I took a lot of time to hike this year in an effort to improve my health and my photography. The exercise helps more than with the initial goal of the waistline. It helps make you happier in general. There’s something about seeing how nature works . When photographing it, you start looking closer and it makes me appreciate it more.
In this photo, it’s Fall and the sun is coming through the trees giving the forest floor light at Fanchion Park in Granville, Ohio. These trees are sparse because man planted them that way, but in a natural growth, it could be a naturally thinning of the trees.
This natural layer of plants on the forest floor over time will die and fertilize the ground. The thinner the trees, the higher the plants grow beneath them. The trees will drop seed and more saplings will start. The constant process will keep going. That’s how forests are formed.

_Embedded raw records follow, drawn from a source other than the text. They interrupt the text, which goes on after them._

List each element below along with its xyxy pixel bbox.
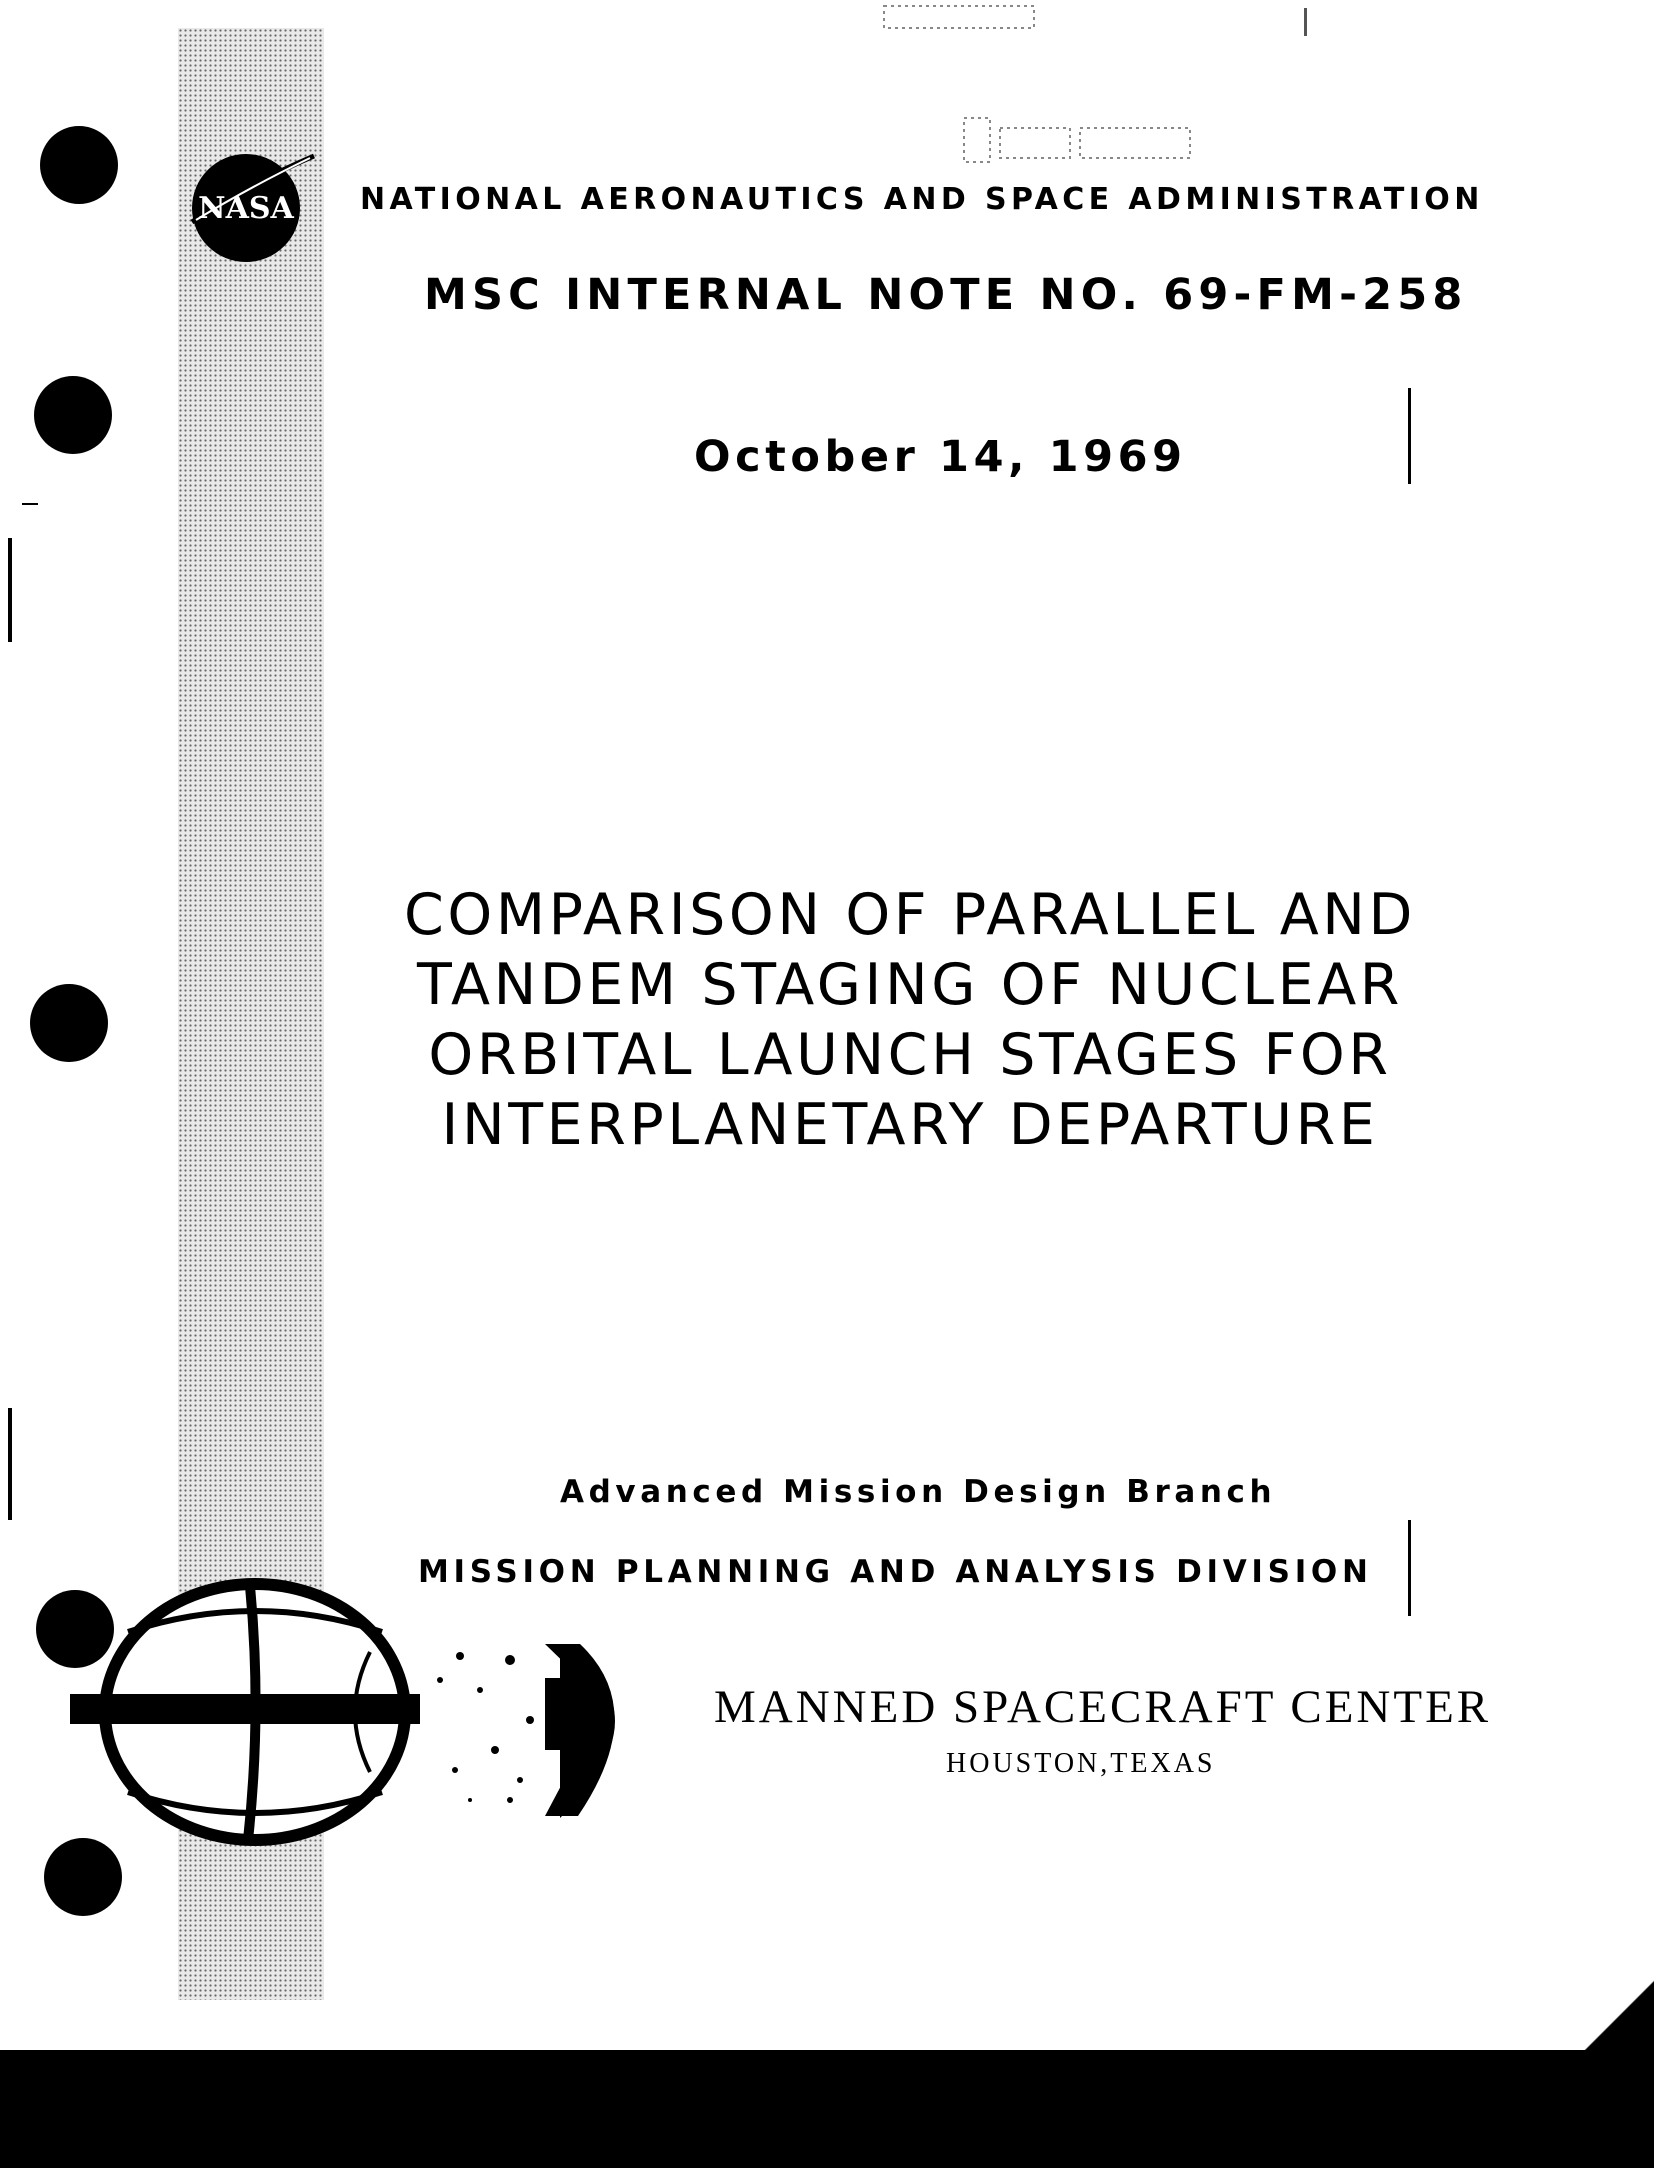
scanner-border (0, 2050, 1654, 2168)
branch-name: Advanced Mission Design Branch (560, 1474, 1277, 1510)
division-name: MISSION PLANNING AND ANALYSIS DIVISION (418, 1554, 1373, 1590)
title-line: ORBITAL LAUNCH STAGES FOR (428, 1022, 1392, 1088)
title-line: COMPARISON OF PARALLEL AND (403, 882, 1417, 948)
punch-hole (34, 376, 112, 454)
document-date: October 14, 1969 (694, 432, 1187, 482)
faded-stamp (870, 0, 1330, 180)
scan-mark (8, 538, 12, 642)
center-location: HOUSTON,TEXAS (946, 1748, 1216, 1779)
msc-emblem (40, 1560, 660, 1870)
scan-mark (22, 503, 38, 505)
document-title (380, 880, 1440, 1160)
svg-text:NASA: NASA (198, 191, 294, 226)
title-line: TANDEM STAGING OF NUCLEAR (417, 952, 1403, 1018)
scan-mark (8, 1408, 12, 1520)
center-name: MANNED SPACECRAFT CENTER (714, 1681, 1492, 1733)
scan-mark (1408, 1520, 1411, 1616)
title-line: INTERPLANETARY DEPARTURE (441, 1092, 1379, 1158)
internal-note-number: MSC INTERNAL NOTE NO. 69-FM-258 (424, 270, 1468, 320)
punch-hole (30, 984, 108, 1062)
agency-name: NATIONAL AERONAUTICS AND SPACE ADMINISTRATION (360, 182, 1484, 217)
scan-mark (1408, 388, 1411, 484)
nasa-logo (188, 148, 320, 264)
page-corner-shadow (1554, 1960, 1654, 2060)
punch-hole (40, 126, 118, 204)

Of course, that’s just a partial brief explanation. There are animals and all sorts of other living creatures that partake in the process. The closer you look at it, the more you see.
I’m finding it beneficial to keep hiking the same paths because I’ve started to learn where the light is going to be interesting for photography. Timing and location are important factors in capturing the changes of light and in a dimly lit forest, it’s even more important.
What better to do with a 50 degree day in December than to head to Hocking Hills. Hocking Hills is exceptionally interesting in the winter, but it’s also difficult and dangerous due to ice. At 50 degrees, I thought it might be an easy chance at some winter shots of the area and for the exception of a few icy patches and large icicles dropping, it was fun.
I need exercise, so I’ve been walking around Dawes Arboretum quite a bit. It’s really nice to walk out there as there is so much to see along the walk. I take my camera and it never fails that I get at least a few good photos out of the walk. Here are a few from today.